Routing Issue when Using 'WireGuard' interface group versus individual wireguard interfaces
-
So my network consists of two cloud PoPs sitting in Vultr, these are just lightweight Debian nodes running FRR and WireGuard, though I'm experimenting with replacing these with pfSense too at some point. On premise I have two pfSense nodes in a typical HA cluster. Each pfSense box has a WG point-to-point tunnel to each cloud PoP (WG0 to PoP1 and WG1 to Pop2). I have an IP Alias on localhost assigned a public IPv4 /32 address that I'm reserving from Vultr. Vultr allows you to announce reserved IPv4 addresses using BGP from multiple cloud instances in the same geographic region for redundancy. So, using FRR and OSPF, I'm announcing this address on-premise all the way up to Vultr and then redistributing OSPF into BGP to announce this address at the PoPs.

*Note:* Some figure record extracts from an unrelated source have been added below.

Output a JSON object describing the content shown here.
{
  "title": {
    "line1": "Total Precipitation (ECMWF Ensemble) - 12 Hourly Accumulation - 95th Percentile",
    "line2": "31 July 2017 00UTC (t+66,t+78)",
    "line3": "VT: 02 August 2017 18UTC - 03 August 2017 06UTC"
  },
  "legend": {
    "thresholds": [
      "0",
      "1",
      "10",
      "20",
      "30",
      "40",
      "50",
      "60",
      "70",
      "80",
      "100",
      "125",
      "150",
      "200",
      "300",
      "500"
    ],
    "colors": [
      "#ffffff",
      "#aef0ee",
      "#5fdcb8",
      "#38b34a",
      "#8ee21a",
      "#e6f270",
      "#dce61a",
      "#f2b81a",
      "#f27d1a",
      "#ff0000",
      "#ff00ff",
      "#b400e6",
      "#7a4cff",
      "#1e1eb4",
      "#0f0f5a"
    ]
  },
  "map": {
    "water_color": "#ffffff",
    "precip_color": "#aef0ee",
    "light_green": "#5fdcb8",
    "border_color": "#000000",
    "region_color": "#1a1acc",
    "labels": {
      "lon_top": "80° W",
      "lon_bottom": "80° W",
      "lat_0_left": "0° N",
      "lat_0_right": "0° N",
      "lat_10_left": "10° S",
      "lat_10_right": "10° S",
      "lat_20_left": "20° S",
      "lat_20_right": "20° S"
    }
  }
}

So basically what I have here is a highly available "IPv4" tunnel broker service. I'm doing this because I have an LTE backup modem on-premise that doesn't offer static addressing (Comcast Connection Pro) and using this technique I can failover and still have a static ingress point to a critical on-premise service...I use the term "critical" loosely here because this is all still very experimental.
Before pfSense was supporting Wireguard, I had two identical Debian VMs on-premise acting as WireGuard "shims" to sit between pfSense and the internet...pfSense supporting WireGuard has removed the need for these!
So far, this is working great. I can kill either cloud PoP, and OSPF / BGP handles the rerouting of the traffic through wireguard to the the active on-premise pfSense node...Though both cloud PoPs are hosted in the same Vultr location, I have them on different products (1 on Cloud Compute and 1 on High Frequency), just to add some extra assurance that both nodes aren't at least running on the same physical server.
This has actually been a very good test platform for teasing out a few bugs that I've been able to help squash in the process...MTU issues, gateway creation improvements, etc.
Anyways, I've got some else that's a bit 'weird' here.
So for the above scenario, I have assigned both WG0 and WG1 as OPT interfaces in pfSense. This creates the two gateways "WG0_GWV4" and "WG1_GWV4" that I then have in a gateway group to policy route the internal "critical" service. I'm using 1:1 NAT on both WG0 and WG1 to point the public /32 directly at the internal IPv4 address of the service. Again, this all works fine.
For testing purposes I have a simple pass all rule on both WG0 and WG1 OPT interfaces. However, when I created a test remote access wireguard tunnel and created a generic pass all rule on the built-in WireGuard Interface Group, this broke the scenario above. As soon as I delete the generic pass all rule on the WireGuard interface group, the scenario above starts working again. I can work around this by creating a more specific rule in the WireGuard interface group rules to only pass traffic sourced from the remote access tunnel subnet, but I still find it weird that a pass all rule in the wireguard group breaks things, but a pass all rule in the individual WG OPT interfaces doesn't.
-
@vbman213 said in Routing Issue when Using 'WireGuard' interface group versus individual wireguard interfaces:
For testing purposes I have a simple pass all rule on both WG0 and WG1 OPT interfaces. However, when I created a test remote access wireguard tunnel and created a generic pass all rule on the built-in WireGuard Interface Group, this broke the scenario above. As soon as I delete the generic pass all rule on the WireGuard interface group, the scenario above starts working again. I can work around this by creating a more specific rule in the WireGuard interface group rules to only pass traffic sourced from the remote access tunnel subnet, but I still find it weird that a pass all rule in the wireguard group breaks things, but a pass all rule in the individual WG OPT interfaces doesn't.
Rules on the group tab don't get
reply-to
so return routing follows the routing table. Rules on the assigned interface tab getreply-to
so packets matching those rules will exit back out the interface they entered.That's how it's always worked on any interface type, not new to WireGuard.